I ended up staying at the party for several more hours and didn’t leave until after 8:00pm.  By the time I left the party, I was hungry again and looking forward to dinner – but I knew I wouldn’t eat it until I got home.  As I was leaving the party, I took a moment to reflect back on my experience and give myself a whole lot of credit.  I acknowledged how great it was that I was able to get back on track and what a triumph it was that I managed, after getting off track, to stop eating completely and actually leave hungry.  What could have turned out to be a bad experience in which I continued to eat off track for the rest of the party (and potentially the rest of the day), and felt really badly about it, turned into a major success. Although I had overeaten earlier in the party, because I recovered and got right back on track, it became an experience I was proud of, not one I regretted.

The moral of the story is that even diet coaches get off track from time to time.  We’re not perfect, no one is perfect.  But a mistake doesn’t have to be a painful thing. In fact, a mistake that you recover from right away can turn out to be something that makes you feel even stronger and more confident, instead of less, because it gives you the opportunity to prove to yourself that you can bounce back right away.  If you get off track during the holiday season, get right back on.  Just like my dieter did at her party, and just like I did at mine, you never need to wait even one more moment to get back on track. And remember – the moment you get back on track is the moment you start feeling good again.

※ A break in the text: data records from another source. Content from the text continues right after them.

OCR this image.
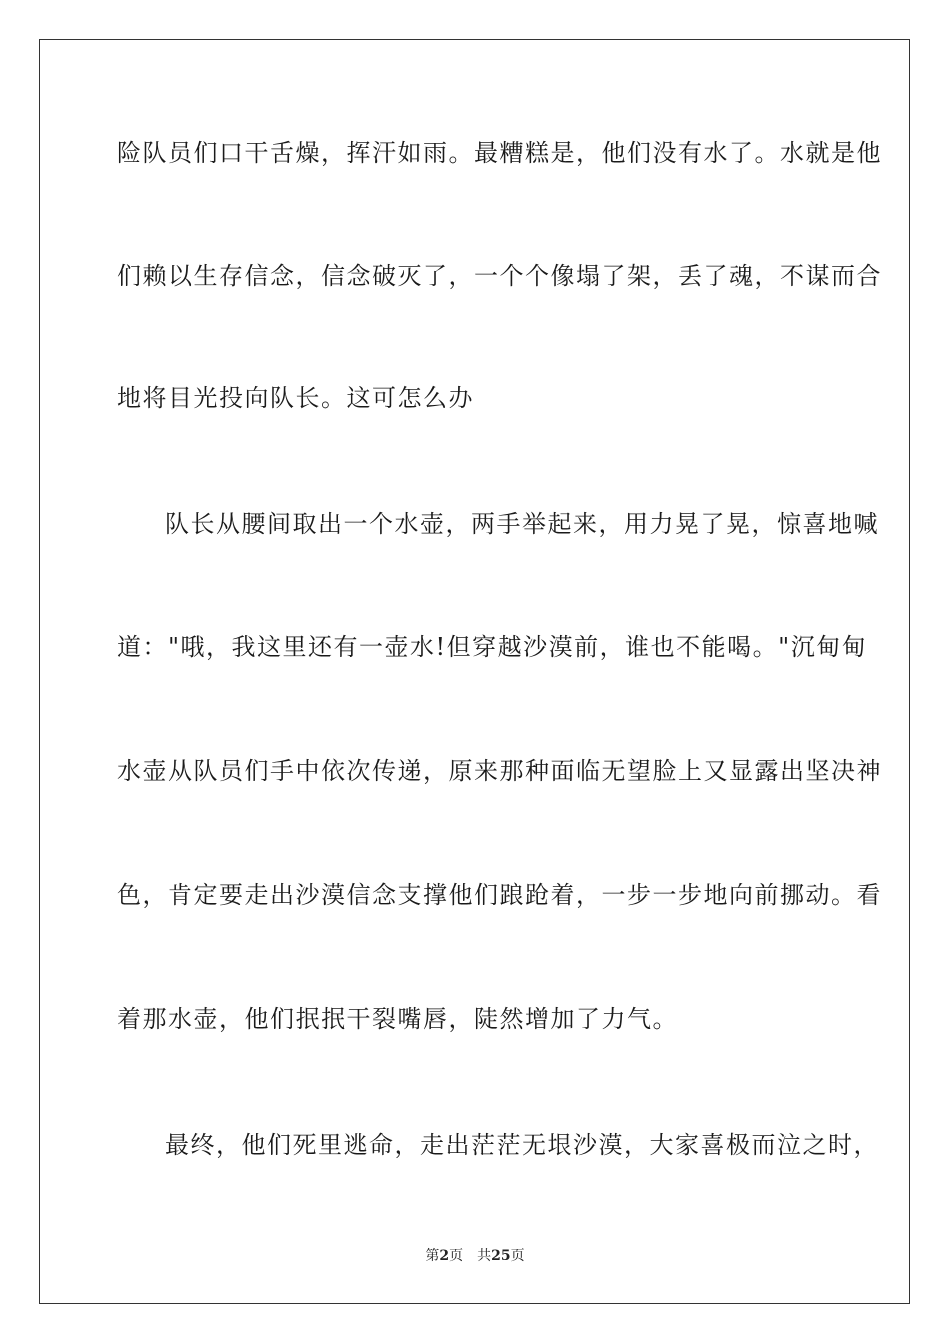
险队员们口干舌燥，挥汗如雨。最糟糕是，他们没有水了。水就是他
们赖以生存信念，信念破灭了，一个个像塌了架，丢了魂，不谋而合
地将目光投向队长。这可怎么办
队长从腰间取出一个水壶，两手举起来，用力晃了晃，惊喜地喊
道："哦，我这里还有一壶水!但穿越沙漠前，谁也不能喝。"沉甸甸
水壶从队员们手中依次传递，原来那种面临无望脸上又显露出坚决神
色，肯定要走出沙漠信念支撑他们踉跄着，一步一步地向前挪动。看
着那水壶，他们抿抿干裂嘴唇，陡然增加了力气。
最终，他们死里逃命，走出茫茫无垠沙漠，大家喜极而泣之时，
第2页 共25页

In Session with Debbie: Overeating Dinne

In session this week, my client, Emily, told me that while she has gotten much better at moderating her eating during the day, she is still having trouble sticking to reasonable portions in the evening.  Emily said that after a long day, and knowing she still had housework and papers to grade ahead of her, all she wants to do is relax and eat a lot.  Emily and I discussed what goes through her mind once she eats what she knows is a reasonable amount and is then tempted to go back for more, and Emily identified that it was something along the lines of, “This food tastes really good and I don’t want this period of eating and relaxing to end.”  In discussing this further, Emily realized that part of the reason it was so difficult for her to limit her eating in the evening is because once she’s done dinner, she then tells herself that it’s time to get started on her evening tasks and her time to relax is finished.  Once we figured this out, it was no surprise that it was so hard for Emily to stop eating because ending dinner not only signaled the end of eating but it also signaled the end of her allowing herself to relax.

Because of this, we knew it would be important for Emily to build more relaxation time right after dinner, so that stopping eating wouldn’t feel like such a big shift into the next part of her evening.  Emily decided that she would give herself an additional half an hour or so after dinner to continue relaxing and she would save one of her favorite shows to watch during this time.  In this way, she would have something to look forward to once she finished eating.

Emily also made the following Response Cards to read after dinner to help her stay on track:

I’m done eating but I’m not done relaxing.  I still have time to myself to watch my favorite show before I get started on other things.

If I continued to eat more now, it would be because I wanted to relax more, not because I’m still hungry.  But if I overeat, the only thing it will do is make me feel guilty and mad at myself, which is the opposite of relaxation. 

If you’re tempted to overeat in the evenings, ask yourself: What am I really looking for here? If you’ve eaten enough, it’s not about hunger, it’s about something else. For Emily, it was more relaxation, so we built that into her evening by having her watch a favorite show after dinner.  Once you figure out what it is you’re using food to achieve, look for other, non-food ways to fulfill it.